In the browsing screen, when you are flipping through your library.
On the screensaver, when the device goes to sleep.
Note that the most notoriously annoying types of ads—the pop ups, the pop unders, the in-text ads, the dialog boxes that chase you as you navigate away from the page—are not present in the sponsored Amazon Kindle. Nor are there any ads when you are actually reading the book. True, your Amazon does become a digital picture frame for advertisements when you’re not using it, but you’ll probably have it put away or in its case at that time.
And don’t forget—these ads will be highly targeted to Kindle users, meaning you just might find them useful. In a world where everyone is clamoring to give services like LivingSocial and Groupon full access to their inbox, it’s somewhat of a surprise that anyone would be unwilling to give Amazon a direct channel to them for juicy deals. For example, one ad that pops up offers $20 worth of Amazon credit for $10. And given that you already own a Kindle, it’s highly likely that you’ll be buying some eBooks—it’d be crazy not to take them up on this buy one get one free deal.

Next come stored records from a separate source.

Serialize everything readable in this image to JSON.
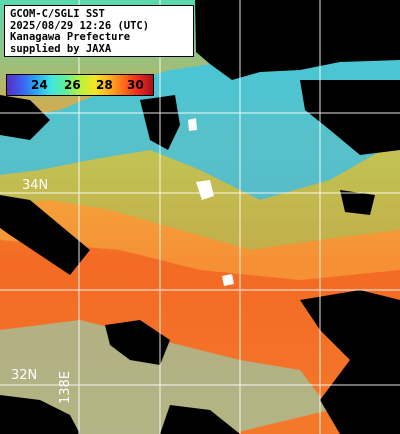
{
  "header": {
    "line1": "GCOM-C/SGLI SST",
    "line2": "2025/08/29 12:26 (UTC)",
    "line3": "Kanagawa Prefecture",
    "line4": "supplied by JAXA"
  },
  "legend": {
    "ticks": [
      "24",
      "26",
      "28",
      "30"
    ],
    "colors": [
      "#5a2ec2",
      "#3d5ff0",
      "#2aa7f5",
      "#3fe6e0",
      "#5ff09a",
      "#b7f23d",
      "#f4e624",
      "#ffb01e",
      "#ff6a1a",
      "#f0281c",
      "#a4121a"
    ]
  },
  "grid": {
    "lat_label_top": "34N",
    "lat_label_bottom": "32N",
    "lon_label": "138E"
  },
  "palette": {
    "land_cloud": "#000000",
    "grid_line": "#ffffff",
    "sea_warm": "#f36a24",
    "sea_cool": "#3cc7e4"
  }
}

So, should you buy the sponsored Amazon Kindle? The answer is, yes. But not yet. That price is going to drop—its inevitable. We’ll probably see a $99 sponsored kindle in the near future, and really, given the amount of advertising they can deliver through these bad boys, they should be giving these away for $50. So, if you can wait, then do. But don’t be afraid to buy the sponsored Amazon Kindle at any point.